Explaining about the law, MLS said the Constitution of Malawi under Section 13 (c) clearly enjoins the State to actively promote the welfare and development of the people of Malawi by progressively adopting and implementing policies and legislation aimed at achieving the provision of adequate health care, commensurate with the health needs of Malawian society and international standards of health care.
Soko said: “The Constitution also guarantees the rights to life and to human dignity under sections 16 and 19 (1). Under International human rights law, the right to health or to the highest attainable standard of health is well established.
“It had first been recognised as a social right as early as 1946 in the World Health Organisation (WHO) Constitution and was also provided for under the Universal Declaration of Human Rights in 1948 as well as under Article 12 of the International Covenant on Economic, Social and Cultural Rights of 1966.
He said Malawi is a State party to that and, therefore, the provisions of Article 12 are part of its law. Furthermore, most if not all of the provisions of the UDHR have now attained the status of international customary law and are thereby binding on States even without their express consent.

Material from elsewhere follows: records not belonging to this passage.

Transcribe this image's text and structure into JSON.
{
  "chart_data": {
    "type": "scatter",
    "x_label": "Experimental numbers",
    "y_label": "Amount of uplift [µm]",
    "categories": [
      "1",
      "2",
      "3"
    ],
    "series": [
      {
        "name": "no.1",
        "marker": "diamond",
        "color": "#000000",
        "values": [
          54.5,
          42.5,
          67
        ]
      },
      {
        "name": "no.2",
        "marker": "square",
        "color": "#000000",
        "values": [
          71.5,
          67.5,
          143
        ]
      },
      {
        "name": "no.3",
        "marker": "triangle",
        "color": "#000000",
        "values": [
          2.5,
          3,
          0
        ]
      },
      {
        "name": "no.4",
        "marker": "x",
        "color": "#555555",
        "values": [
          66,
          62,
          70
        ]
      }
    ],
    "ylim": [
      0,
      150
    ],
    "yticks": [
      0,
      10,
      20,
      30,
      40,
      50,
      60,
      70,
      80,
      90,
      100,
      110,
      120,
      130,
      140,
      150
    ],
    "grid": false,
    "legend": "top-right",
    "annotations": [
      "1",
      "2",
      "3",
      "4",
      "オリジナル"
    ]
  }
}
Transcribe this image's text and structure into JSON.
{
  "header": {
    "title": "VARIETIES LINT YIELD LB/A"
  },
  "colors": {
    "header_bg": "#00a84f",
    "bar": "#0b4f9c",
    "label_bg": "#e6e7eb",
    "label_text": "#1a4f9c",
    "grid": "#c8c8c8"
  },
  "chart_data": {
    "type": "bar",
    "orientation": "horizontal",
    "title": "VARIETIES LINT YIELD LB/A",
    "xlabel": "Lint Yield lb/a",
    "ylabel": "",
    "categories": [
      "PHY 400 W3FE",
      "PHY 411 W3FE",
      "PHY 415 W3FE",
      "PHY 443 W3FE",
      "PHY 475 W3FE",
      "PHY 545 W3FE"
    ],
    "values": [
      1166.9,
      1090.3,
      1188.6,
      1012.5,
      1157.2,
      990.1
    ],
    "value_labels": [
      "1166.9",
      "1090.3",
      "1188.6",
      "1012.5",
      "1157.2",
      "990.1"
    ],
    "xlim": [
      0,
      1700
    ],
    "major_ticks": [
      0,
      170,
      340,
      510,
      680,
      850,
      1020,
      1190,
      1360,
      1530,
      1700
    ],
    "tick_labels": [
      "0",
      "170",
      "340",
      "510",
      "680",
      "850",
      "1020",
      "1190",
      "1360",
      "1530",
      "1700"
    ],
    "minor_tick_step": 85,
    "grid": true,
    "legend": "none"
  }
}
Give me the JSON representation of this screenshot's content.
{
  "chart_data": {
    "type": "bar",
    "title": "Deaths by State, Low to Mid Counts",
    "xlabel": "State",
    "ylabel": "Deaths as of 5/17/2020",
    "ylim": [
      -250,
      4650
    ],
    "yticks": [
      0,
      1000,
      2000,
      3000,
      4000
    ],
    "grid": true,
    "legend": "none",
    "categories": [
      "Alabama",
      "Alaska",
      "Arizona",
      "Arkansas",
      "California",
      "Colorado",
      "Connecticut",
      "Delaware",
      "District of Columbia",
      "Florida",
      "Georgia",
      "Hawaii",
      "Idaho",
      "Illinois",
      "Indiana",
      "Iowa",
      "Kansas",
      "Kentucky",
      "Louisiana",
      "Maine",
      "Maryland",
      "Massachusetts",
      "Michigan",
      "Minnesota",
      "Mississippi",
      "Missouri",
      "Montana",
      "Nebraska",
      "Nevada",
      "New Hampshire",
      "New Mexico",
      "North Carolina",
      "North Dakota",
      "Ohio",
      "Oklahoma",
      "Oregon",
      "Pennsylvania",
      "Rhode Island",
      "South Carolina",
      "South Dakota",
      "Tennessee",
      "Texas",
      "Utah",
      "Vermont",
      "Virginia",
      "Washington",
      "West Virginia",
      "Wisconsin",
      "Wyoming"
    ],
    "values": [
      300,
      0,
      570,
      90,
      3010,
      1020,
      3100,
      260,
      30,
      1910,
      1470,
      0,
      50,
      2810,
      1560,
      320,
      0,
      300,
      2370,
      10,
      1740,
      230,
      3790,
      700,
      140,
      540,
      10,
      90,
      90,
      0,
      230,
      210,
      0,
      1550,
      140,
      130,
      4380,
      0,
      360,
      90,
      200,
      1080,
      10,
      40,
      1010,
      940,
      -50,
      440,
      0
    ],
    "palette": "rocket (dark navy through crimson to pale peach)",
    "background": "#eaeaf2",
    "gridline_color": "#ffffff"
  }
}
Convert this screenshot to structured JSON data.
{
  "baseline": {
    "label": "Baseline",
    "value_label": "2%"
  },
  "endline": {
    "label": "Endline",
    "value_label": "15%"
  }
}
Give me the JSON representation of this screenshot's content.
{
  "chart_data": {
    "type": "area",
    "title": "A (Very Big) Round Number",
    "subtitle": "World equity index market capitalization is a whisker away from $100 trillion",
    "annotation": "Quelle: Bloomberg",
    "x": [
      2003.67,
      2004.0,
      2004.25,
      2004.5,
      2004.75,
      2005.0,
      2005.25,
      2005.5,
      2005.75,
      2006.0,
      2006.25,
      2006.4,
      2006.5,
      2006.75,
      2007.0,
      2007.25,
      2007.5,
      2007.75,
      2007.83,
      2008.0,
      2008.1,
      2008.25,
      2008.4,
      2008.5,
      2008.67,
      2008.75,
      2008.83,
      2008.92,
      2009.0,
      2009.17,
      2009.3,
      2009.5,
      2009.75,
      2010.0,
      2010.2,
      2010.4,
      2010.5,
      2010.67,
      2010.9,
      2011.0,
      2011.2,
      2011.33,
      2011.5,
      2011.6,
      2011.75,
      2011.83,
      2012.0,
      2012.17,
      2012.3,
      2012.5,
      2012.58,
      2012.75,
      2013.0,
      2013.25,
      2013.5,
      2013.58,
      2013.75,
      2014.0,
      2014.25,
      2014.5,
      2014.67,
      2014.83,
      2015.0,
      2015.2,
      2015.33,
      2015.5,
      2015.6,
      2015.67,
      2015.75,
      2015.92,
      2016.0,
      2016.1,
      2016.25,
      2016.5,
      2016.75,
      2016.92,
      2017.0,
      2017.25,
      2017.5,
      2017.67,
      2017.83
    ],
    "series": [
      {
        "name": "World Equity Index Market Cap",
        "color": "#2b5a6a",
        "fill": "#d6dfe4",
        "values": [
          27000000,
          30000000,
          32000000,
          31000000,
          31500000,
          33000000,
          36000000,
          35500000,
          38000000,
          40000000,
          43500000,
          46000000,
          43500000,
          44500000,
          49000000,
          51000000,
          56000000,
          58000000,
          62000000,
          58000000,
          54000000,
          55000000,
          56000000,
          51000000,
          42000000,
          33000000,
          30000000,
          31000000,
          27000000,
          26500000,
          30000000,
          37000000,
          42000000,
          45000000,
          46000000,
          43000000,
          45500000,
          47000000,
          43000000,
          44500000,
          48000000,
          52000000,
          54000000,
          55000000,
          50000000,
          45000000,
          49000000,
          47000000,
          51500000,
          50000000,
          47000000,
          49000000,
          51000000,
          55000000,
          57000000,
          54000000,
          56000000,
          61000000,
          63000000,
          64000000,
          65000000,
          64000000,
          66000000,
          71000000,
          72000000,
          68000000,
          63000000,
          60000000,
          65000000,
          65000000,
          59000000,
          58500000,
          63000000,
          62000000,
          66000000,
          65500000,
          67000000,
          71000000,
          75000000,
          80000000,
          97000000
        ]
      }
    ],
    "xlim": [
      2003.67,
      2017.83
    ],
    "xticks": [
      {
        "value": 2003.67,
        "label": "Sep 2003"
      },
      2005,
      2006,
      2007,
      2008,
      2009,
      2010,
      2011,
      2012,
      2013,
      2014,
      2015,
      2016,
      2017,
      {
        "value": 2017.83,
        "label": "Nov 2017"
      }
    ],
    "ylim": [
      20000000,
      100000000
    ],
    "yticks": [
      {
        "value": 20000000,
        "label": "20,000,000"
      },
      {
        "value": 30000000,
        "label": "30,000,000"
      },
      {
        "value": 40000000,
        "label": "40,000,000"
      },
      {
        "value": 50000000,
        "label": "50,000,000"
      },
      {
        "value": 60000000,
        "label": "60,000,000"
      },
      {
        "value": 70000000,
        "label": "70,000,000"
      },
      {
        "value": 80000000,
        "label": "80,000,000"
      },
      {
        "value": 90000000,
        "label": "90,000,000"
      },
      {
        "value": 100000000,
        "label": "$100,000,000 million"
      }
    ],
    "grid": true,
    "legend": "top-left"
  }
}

The law society, he said, noted that the full realisation of the right to health is dependent on availability of resources and that the paucity of the same may hamper it.
Recent Nation on Sunday findings revealed that a major referral hospital as big as Queen Elizabeth Central Hospital (QECH) did not have antibiotics and painkillers.
Nation on Sunday also established that the hospital did not have pethidine, a pain drug administered on patients that have been operated on or evacuated (post-miscarriage).
Central Medical Stores Trust (CMST), where both public health facilities and private hospitals buy their drugs from, disclosed in a response to a questionnaire on Thursday said it had around 60 percent of stock drug levels.
Asked to mention the type of drugs in short supply, the trust’s spokesperson Herbert Chandilanga said drugs are dynamic and their types vary with usage.
“However, CMST mitigates any drug requirements faster to the extent possible,” he said.
Health Minister Dr Peter Kumpalume in an interview last week attributed the drug and medical supplies shortages to inefficiencies in public hospitals and at CMST, but the trust said it was not aware of any communication from the Ministry of Health on this allegation.
“However, CMST works hand in hand with the Ministry of Health to ensure that medicines are available in all health facilities,” Chandilanga said.
Kumpalume is on record to have said he was on top of the situation.
Public health facilities had a bad reputation of not paying for drugs bought from CMST, and at one point the central medical stores, before it became a trust, was being owed money in excess of K3 billion.
While confirming some challenges the hospital was facing in procuring of drugs in an earlier interview, QECH chief administrator Themba Mhango attributed the problem to a system where the Ministry of Health is the one buying all medical drugs for all public hospitals.
Previously, before the 2012/13 fiscal year, public hospitals, using direct funding they were getting from government, had a leeway or liberty to buy the drugs from CMST or private suppliers.